Restrictions and alternative structures

  • Generally, a UK corporate wishing to issue convertible bonds will need to ensure that it has:
  1. available authorised share capital — an issuer must ensure that there are no restrictions on the number of shares which it can issue. If there are any such restrictions adequate headroom will be required to enable enough shares to be issued to investors on conversion of the convertible bonds;
  2. authority to allot shares — the company’s directors must have the power to allot the convertible bonds under the company’s articles of association. Failing this, the company will need to ensure that such power is granted by its shareholders in general meeting; and
  3. disapplied pre-emption rights — issuing convertible bonds for cash may necessitate the offering of the convertible bonds to existing shareholders of the issuer. Such pre-emption rights can be disapplied by a special resolution of its shareholders or avoided by issuing the bonds for non-cash consideration (see cash box structure below). UK Plcs also have to bear in mind the guidelines produced by the Pre-emption Group which recommend that any disapplication of pre-emption rights does not exceed 5 per cent of the ordinary share capital of the company in any one year, or cumulatively exceed 7.5 per cent over a three year period.

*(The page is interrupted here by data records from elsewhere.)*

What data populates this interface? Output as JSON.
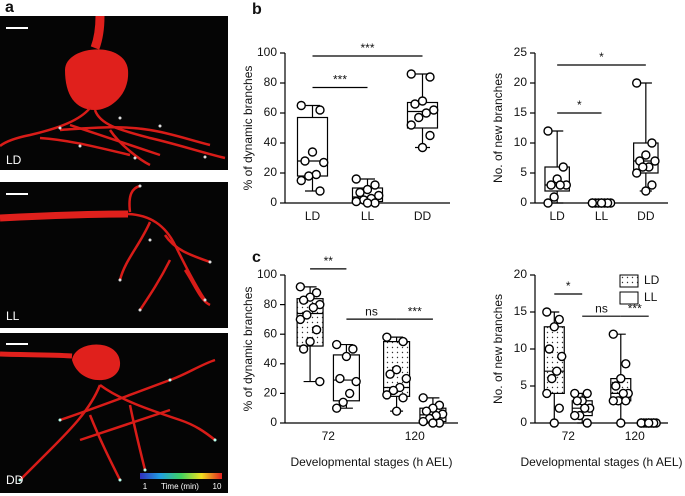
{
  "panel_labels": [
    "a",
    "b",
    "c"
  ],
  "images": [
    {
      "label": "LD"
    },
    {
      "label": "LL"
    },
    {
      "label": "DD"
    }
  ],
  "colorbar": {
    "title": "Time (min)",
    "ticks": [
      1,
      10
    ]
  },
  "chart_data": [
    {
      "type": "box",
      "ylabel": "% of dynamic branches",
      "categories": [
        "LD",
        "LL",
        "DD"
      ],
      "color": "#ffffff",
      "ylim": [
        0,
        100
      ],
      "yticks": [
        0,
        20,
        40,
        60,
        80,
        100
      ],
      "boxes": [
        {
          "min": 8,
          "q1": 18,
          "median": 28,
          "q3": 57,
          "max": 65,
          "points": [
            65,
            62,
            34,
            28,
            27,
            19,
            18,
            15,
            8
          ]
        },
        {
          "min": 0,
          "q1": 1,
          "median": 4,
          "q3": 10,
          "max": 16,
          "points": [
            16,
            12,
            9,
            7,
            5,
            3,
            2,
            1,
            0,
            0
          ]
        },
        {
          "min": 37,
          "q1": 50,
          "median": 61,
          "q3": 67,
          "max": 86,
          "points": [
            86,
            84,
            68,
            66,
            62,
            60,
            57,
            52,
            45,
            37
          ]
        }
      ],
      "annotations": [
        {
          "text": "***",
          "from": "LD",
          "to": "LL"
        },
        {
          "text": "***",
          "from": "LD",
          "to": "DD"
        }
      ]
    },
    {
      "type": "box",
      "ylabel": "No. of new branches",
      "categories": [
        "LD",
        "LL",
        "DD"
      ],
      "color": "#ffffff",
      "ylim": [
        0,
        25
      ],
      "yticks": [
        0,
        5,
        10,
        15,
        20,
        25
      ],
      "boxes": [
        {
          "min": 0,
          "q1": 2,
          "median": 3,
          "q3": 6,
          "max": 12,
          "points": [
            12,
            6,
            4,
            3,
            3,
            3,
            1,
            0
          ]
        },
        {
          "min": 0,
          "q1": 0,
          "median": 0,
          "q3": 0,
          "max": 0,
          "points": [
            0,
            0,
            0,
            0,
            0,
            0,
            0,
            0,
            0,
            0
          ]
        },
        {
          "min": 2,
          "q1": 5,
          "median": 7,
          "q3": 10,
          "max": 20,
          "points": [
            20,
            10,
            8,
            7,
            7,
            6,
            6,
            5,
            3,
            2
          ]
        }
      ],
      "annotations": [
        {
          "text": "*",
          "from": "LD",
          "to": "LL"
        },
        {
          "text": "*",
          "from": "LD",
          "to": "DD"
        }
      ]
    },
    {
      "type": "box",
      "ylabel": "% of dynamic branches",
      "xlabel": "Developmental stages (h AEL)",
      "categories": [
        72,
        120
      ],
      "ylim": [
        0,
        100
      ],
      "yticks": [
        0,
        20,
        40,
        60,
        80,
        100
      ],
      "series": [
        {
          "name": "LD",
          "fill": "dotted",
          "boxes": [
            {
              "min": 28,
              "q1": 52,
              "median": 74,
              "q3": 84,
              "max": 92,
              "points": [
                92,
                88,
                85,
                83,
                80,
                78,
                73,
                70,
                63,
                55,
                50,
                28
              ]
            },
            {
              "min": 8,
              "q1": 18,
              "median": 24,
              "q3": 55,
              "max": 58,
              "points": [
                58,
                55,
                36,
                33,
                30,
                24,
                22,
                19,
                17,
                8
              ]
            }
          ]
        },
        {
          "name": "LL",
          "fill": "#ffffff",
          "boxes": [
            {
              "min": 10,
              "q1": 15,
              "median": 29,
              "q3": 46,
              "max": 53,
              "points": [
                53,
                50,
                45,
                30,
                28,
                20,
                14,
                10
              ]
            },
            {
              "min": 0,
              "q1": 1,
              "median": 5.5,
              "q3": 10,
              "max": 17,
              "points": [
                17,
                12,
                10,
                8,
                6,
                5,
                3,
                1,
                0,
                0
              ]
            }
          ]
        }
      ],
      "annotations": [
        {
          "text": "**",
          "from": {
            "category": 72,
            "series": "LD"
          },
          "to": {
            "category": 72,
            "series": "LL"
          }
        },
        {
          "text": "ns",
          "from": {
            "category": 72,
            "series": "LL"
          },
          "to": {
            "category": 120,
            "series": "LD"
          }
        },
        {
          "text": "***",
          "from": {
            "category": 120,
            "series": "LD"
          },
          "to": {
            "category": 120,
            "series": "LL"
          }
        }
      ]
    },
    {
      "type": "box",
      "ylabel": "No. of new branches",
      "xlabel": "Developmental stages (h AEL)",
      "categories": [
        72,
        120
      ],
      "ylim": [
        0,
        20
      ],
      "yticks": [
        0,
        5,
        10,
        15,
        20
      ],
      "legend": "upper right",
      "series": [
        {
          "name": "LD",
          "fill": "dotted",
          "boxes": [
            {
              "min": 0,
              "q1": 4,
              "median": 7,
              "q3": 13,
              "max": 15,
              "points": [
                15,
                14,
                13,
                10,
                9,
                7,
                6,
                4,
                2,
                0
              ]
            },
            {
              "min": 0,
              "q1": 3,
              "median": 4,
              "q3": 6,
              "max": 12,
              "points": [
                12,
                8,
                6,
                5,
                4,
                4,
                3,
                3,
                3,
                0
              ]
            }
          ]
        },
        {
          "name": "LL",
          "fill": "#ffffff",
          "boxes": [
            {
              "min": 0,
              "q1": 1,
              "median": 2,
              "q3": 3,
              "max": 4,
              "points": [
                4,
                4,
                3,
                3,
                2,
                2,
                1,
                1,
                0
              ]
            },
            {
              "min": 0,
              "q1": 0,
              "median": 0,
              "q3": 0,
              "max": 0,
              "points": [
                0,
                0,
                0,
                0,
                0,
                0,
                0,
                0,
                0,
                0
              ]
            }
          ]
        }
      ],
      "annotations": [
        {
          "text": "*",
          "from": {
            "category": 72,
            "series": "LD"
          },
          "to": {
            "category": 72,
            "series": "LL"
          }
        },
        {
          "text": "ns",
          "from": {
            "category": 72,
            "series": "LL"
          },
          "to": {
            "category": 120,
            "series": "LD"
          }
        },
        {
          "text": "***",
          "from": {
            "category": 120,
            "series": "LD"
          },
          "to": {
            "category": 120,
            "series": "LL"
          }
        }
      ]
    }
  ]
}
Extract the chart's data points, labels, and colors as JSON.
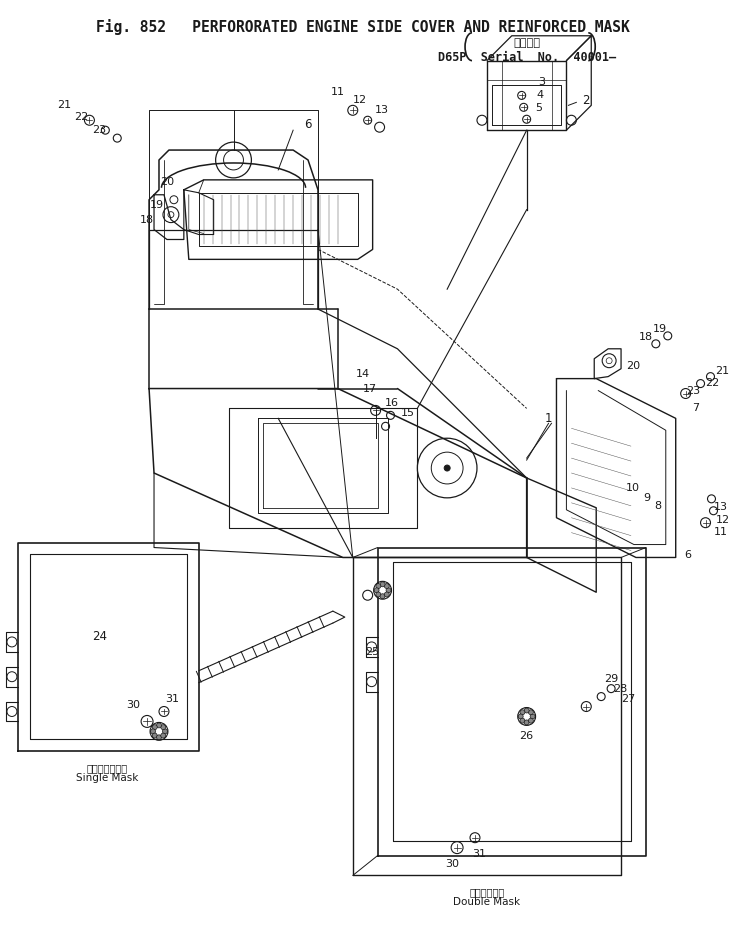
{
  "title_line1": "Fig. 852   PERFORORATED ENGINE SIDE COVER AND REINFORCED MASK",
  "title_line2_jp": "適用号機",
  "title_line2": "D65P  Serial  No.  40001–",
  "bg_color": "#ffffff",
  "line_color": "#1a1a1a",
  "caption_single_jp": "シングルマスク",
  "caption_single_en": "Single Mask",
  "caption_double_jp": "ダブルマスク",
  "caption_double_en": "Double Mask"
}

  • Exchangeable bonds — these differ to convertible bonds in that they convert into shares of a company other than the issuer, although usually into a company owned by the issuer. As control of the underlying shares will reside with a third party the terms and conditions will differ from those for convertible bonds, in particular in relation to adjustment events and the mechanism for calculating the conversion price.
  • Cash-box structures — avoids pre-emption right issues under the UK Companies Acts by ensuring that the convertible bonds are issued in exchange for shares in a cash-box SPV company rather than for cash itself.